Eric Thayer / Reuters
At a rally in Brooklyn's Clinton Hill neighborhood, Bill de Blasio responded to a recent interview with Mayor Michael Bloomberg, the man he hopes to succeed in City Hall, calling his charges of racism "very unfortunate and inappropriate."
Just days before Tuesday's New York City primary, Bloomberg told New York Magazine, in an interview published Saturday morning, that de Blasio has run a "class-warfare and racist" campaign because of the way in which he has used "his family to gain support," the outgoing three-term mayor said.
De Blasio, the late-breaking frontrunner in this year's crowded primary contest, stood alongside his wife, longtime activist Chirlane McCray, who is black, and his daughter, 18-year-old Chiara, at a packed get-out-the-vote rally Saturday afternoon, where he denounced Bloomberg's comments.

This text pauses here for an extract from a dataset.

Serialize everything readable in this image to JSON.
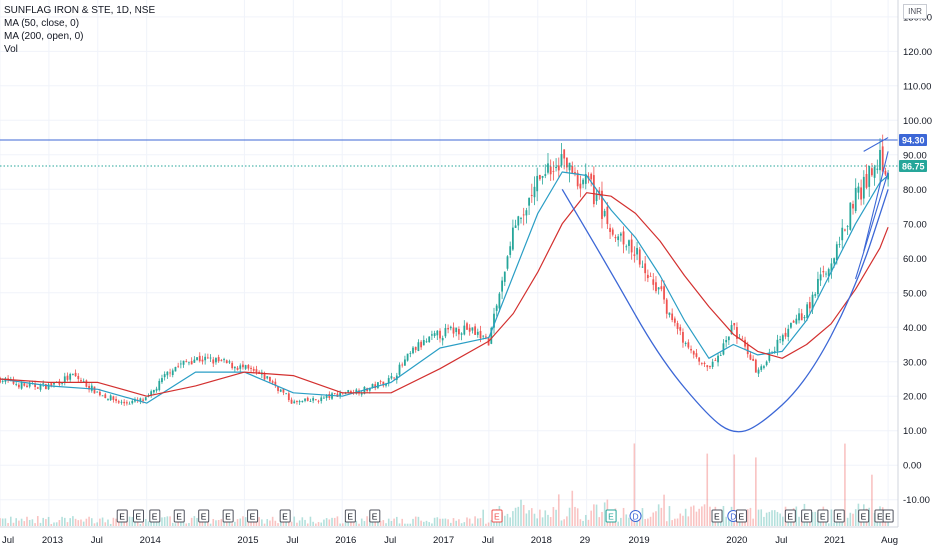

"I think we have run a campaign about the ideas, about the issues, about how to move this city forward," said de Blasio, who led a recent Quinnipiac poll with 43 percent of the Democratic vote. "I'm very proud of that. I'm exceedingly proud of my family, and as you'll know meeting every member of my family, they are each and every one strong and independent and make their own decisions."
"We all have proceeded as a family together," he said. "It's been an extraordinarily positive experience."
De Blasio, calling the interview "very unfortunate and inappropriate," said he hoped Bloomberg would "reconsider what he said."
After the rally, where de Blasio appeared alongside Ken Thompson, a candidate for Brooklyn District attorney, his daughter Chiara told reporters she and her mother and brother, 16-year-old Dante, participated in the campaign on their own terms. "My mom, my brother, and I are all capable of making our own decisions," she said. "Twenty years ago, my dad did not know he was running for mayor and did not seek to marry a black woman to put on display."
The de Blasios have appeared on the campaign trail with the candidate often, and Dante filmed an effective, much-talked-about direct-to-camera television ad earlier this year. When a reporter asked whether de Blasio has used his family as "a prop" during the campaign, McCray responded sharply. "Do I look like an inanimate object? I walk, I talk, I make my own decisions," she said.
The rhetoric from de Blasio supporters at the rally was more heated. Activist Bertha Lewis, the former head of the now-disbanded ACORN and a longtime de Blasio supporter, introduced the candidate at the rally.
"Big Mikey says that Bill de Blasio is a racist," she said, inciting boos from the crowd. "I mean, what? Seriously?"
"If Bill de Blasio is a racist, so am I. So are we all," Lewis said. "Big Mike, your days are numbered. Come Tuesday, maybe you will finally get the message."
De Blasio himself lamented that, just hours away from Tuesday's primary, the Bloomberg interview — deemed already by the political class as an unexpected gift to his campaign — was distracting from "the issues."
"It's the silly season, my friends," he said.
Bill de Blasio, alongside his wife Chirlane McCray and daughter, Chiara (left), responds to Bloomberg's comments at a get-out-the-vote rally in Brooklyn.